Huang Renxun behauptete, dass amerikanische Technologieunternehmen während Trumps erster Amtszeit in Märkte wie China eintreten und konkurrieren könnten, was amerikanischen Unternehmen helfen würde, „amerikanische Standards“ für Technologie zu setzen, was es den Vereinigten Staaten ermöglichen würde, „weltweit führend“ zu sein.

Allerdings hat die US-Regierung in den letzten Jahren die Exportbeschränkungen verschärft und US-Chiphersteller gezwungen, sich aus dem chinesischen Markt zurückzuziehen.

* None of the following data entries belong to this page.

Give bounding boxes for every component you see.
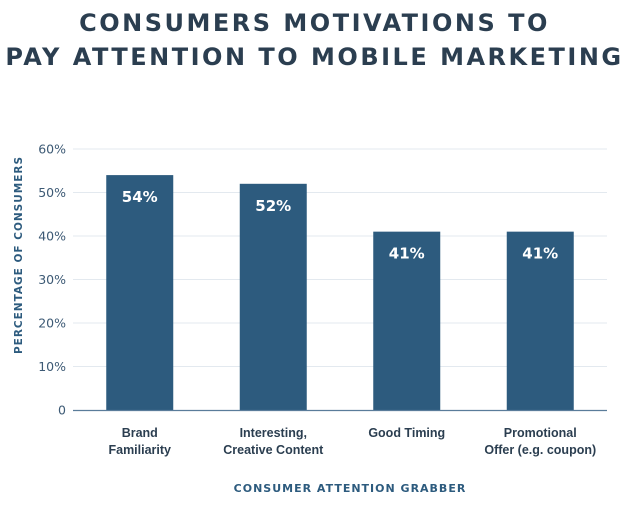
chart-title-line-1: CONSUMERS MOTIVATIONS TO [79, 9, 550, 37]
y-tick-label: 20% [38, 316, 66, 331]
bar [506, 231, 574, 410]
y-tick-label: 50% [38, 185, 66, 200]
x-tick-label: Offer (e.g. coupon) [484, 443, 596, 457]
bar [239, 183, 307, 410]
y-tick-label: 10% [38, 359, 66, 374]
x-tick-label: Familiarity [108, 443, 171, 457]
data-label: 41% [389, 245, 425, 263]
data-label: 52% [255, 197, 291, 215]
chart-title: CONSUMERS MOTIVATIONS TO PAY ATTENTION T… [0, 6, 629, 74]
y-tick-label: 0 [58, 403, 66, 418]
bar [373, 231, 441, 410]
data-label: 54% [122, 188, 158, 206]
x-tick-label: Interesting, [240, 426, 307, 440]
y-axis-title: PERCENTAGE OF CONSUMERS [13, 156, 25, 354]
bar [106, 175, 174, 410]
chart-title-line-2: PAY ATTENTION TO MOBILE MARKETING [5, 43, 624, 71]
x-tick-label: Good Timing [368, 426, 445, 440]
x-tick-label: Promotional [504, 426, 577, 440]
y-tick-label: 30% [38, 272, 66, 287]
x-tick-label: Creative Content [223, 443, 324, 457]
data-label: 41% [522, 245, 558, 263]
y-tick-label: 40% [38, 229, 66, 244]
x-axis-title: CONSUMER ATTENTION GRABBER [234, 482, 467, 495]
y-tick-label: 60% [38, 142, 66, 157]
x-tick-label: Brand [122, 426, 158, 440]
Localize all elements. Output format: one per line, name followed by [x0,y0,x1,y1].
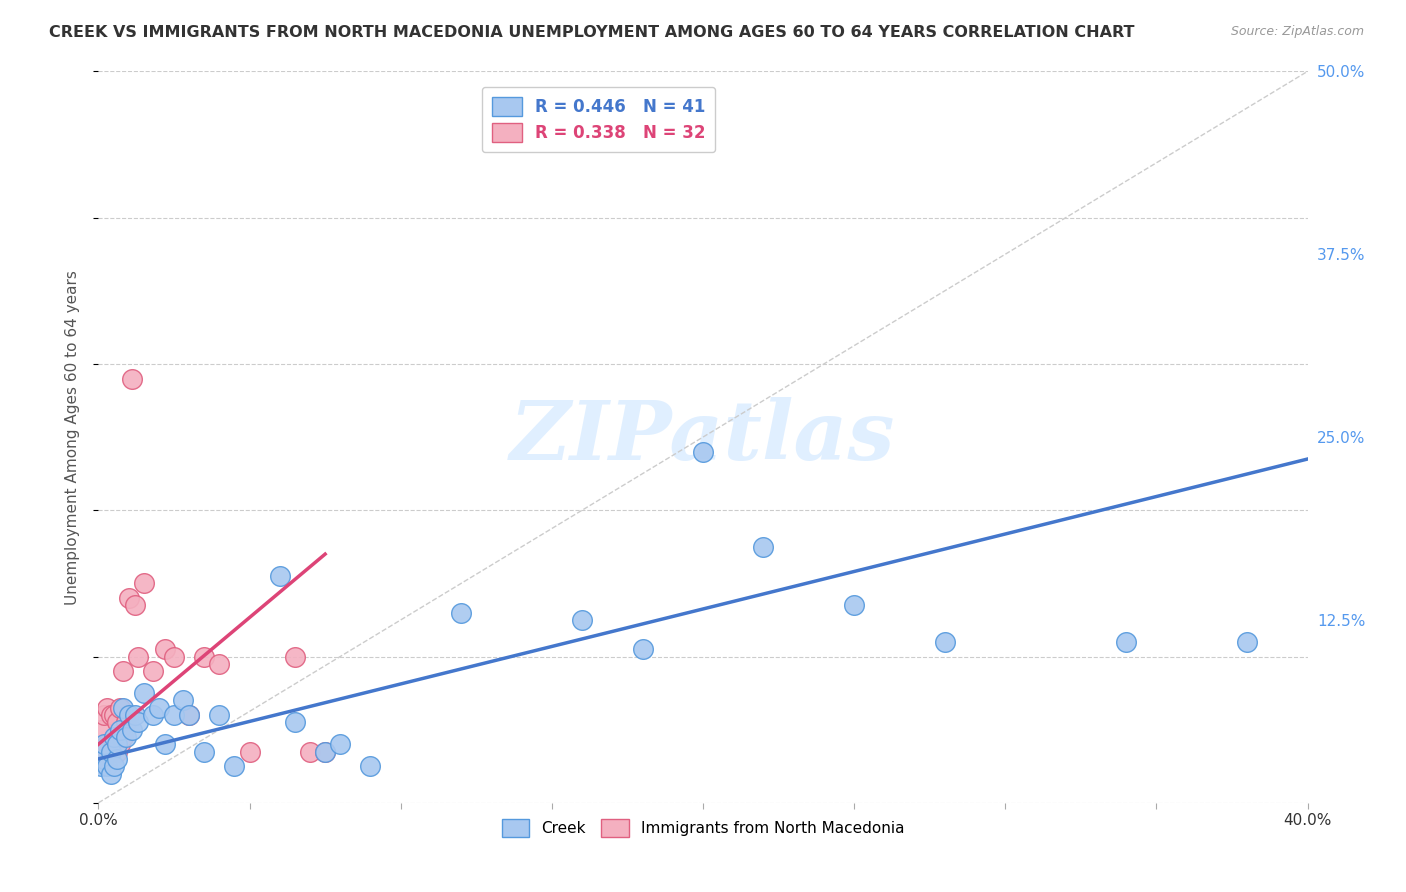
Point [132,576,155,591]
Point [103,737,125,751]
Point [100,708,122,723]
Point [103,759,125,773]
Point [179,708,201,723]
Y-axis label: Unemployment Among Ages 60 to 64 years: Unemployment Among Ages 60 to 64 years [65,269,80,605]
Point [114,730,136,744]
Point [124,599,146,613]
Point [127,649,149,664]
Point [121,371,143,385]
Point [142,664,165,678]
Point [103,708,125,723]
Point [90,723,112,737]
Point [127,715,149,730]
Point [752,540,775,554]
Point [111,730,134,744]
Point [108,737,131,751]
Point [692,444,714,458]
Point [1115,635,1137,649]
Point [100,745,122,759]
Point [111,664,134,678]
Point [163,708,186,723]
Point [314,745,336,759]
Point [108,700,131,714]
Point [269,569,291,583]
Legend: Creek, Immigrants from North Macedonia: Creek, Immigrants from North Macedonia [495,813,911,843]
Point [844,599,866,613]
Point [105,737,128,751]
Point [934,635,956,649]
Point [90,759,112,773]
Point [284,649,307,664]
Text: CREEK VS IMMIGRANTS FROM NORTH MACEDONIA UNEMPLOYMENT AMONG AGES 60 TO 64 YEARS : CREEK VS IMMIGRANTS FROM NORTH MACEDONIA… [49,25,1135,40]
Point [100,766,122,780]
Point [299,745,322,759]
Point [153,642,176,657]
Point [114,715,136,730]
Point [118,591,141,605]
Point [105,715,128,730]
Point [93,752,115,766]
Point [193,745,215,759]
Point [631,642,654,657]
Point [121,723,143,737]
Point [90,745,112,759]
Point [105,752,128,766]
Point [105,745,128,759]
Point [360,759,382,773]
Point [96,759,118,773]
Point [284,715,307,730]
Point [314,745,336,759]
Point [124,708,146,723]
Point [239,745,262,759]
Point [148,700,170,714]
Text: ZIPatlas: ZIPatlas [510,397,896,477]
Point [111,700,134,714]
Point [96,737,118,751]
Point [208,708,231,723]
Point [193,649,215,664]
Point [100,745,122,759]
Point [118,708,141,723]
Point [329,737,352,751]
Point [208,657,231,671]
Point [1236,635,1258,649]
Point [93,737,115,751]
Point [93,752,115,766]
Point [224,759,246,773]
Point [163,649,186,664]
Point [93,708,115,723]
Point [103,730,125,744]
Text: Source: ZipAtlas.com: Source: ZipAtlas.com [1230,25,1364,38]
Point [108,723,131,737]
Point [571,613,593,627]
Point [132,686,155,700]
Point [142,708,165,723]
Point [179,708,201,723]
Point [450,606,472,620]
Point [96,700,118,714]
Point [172,693,194,707]
Point [153,737,176,751]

Huang Renxun betonte, dass die Vereinigten Staaten das Potenzial Chinas zur Entwicklung der Technologieindustrie unterschätzt hätten. Jetzt kann sich China vollständig auf seine eigene Industrie verlassen und ist nicht mehr auf amerikanische Technologie angewiesen.„China kann jetzt Millionen von KI-Chips produzieren. Es ist offensichtlich, dass es jetzt nicht mehr von amerikanischer Technologie abhängig ist. Tatsächlich braucht China uns nicht mehr, um auf den chinesischen Markt zurückzukehren.“

Ebenfalls am 31. Oktober sagte Huang Renxun in einer Rede in Südkorea, dass NVIDIA ursprünglich gehofft habe, „einen bestimmten Marktanteil“ in China zu gewinnen, nun aber davon ausgehe, dass der Marktanteil bei Null liegen werde.

Er glaubt, dass die sogenannten „nationalen Sicherheitsbedenken“ der Vereinigten Staaten unbegründet sind, da Chinas unabhängig produzierte KI-Chips seine Anwendungsanforderungen vollständig erfüllen können.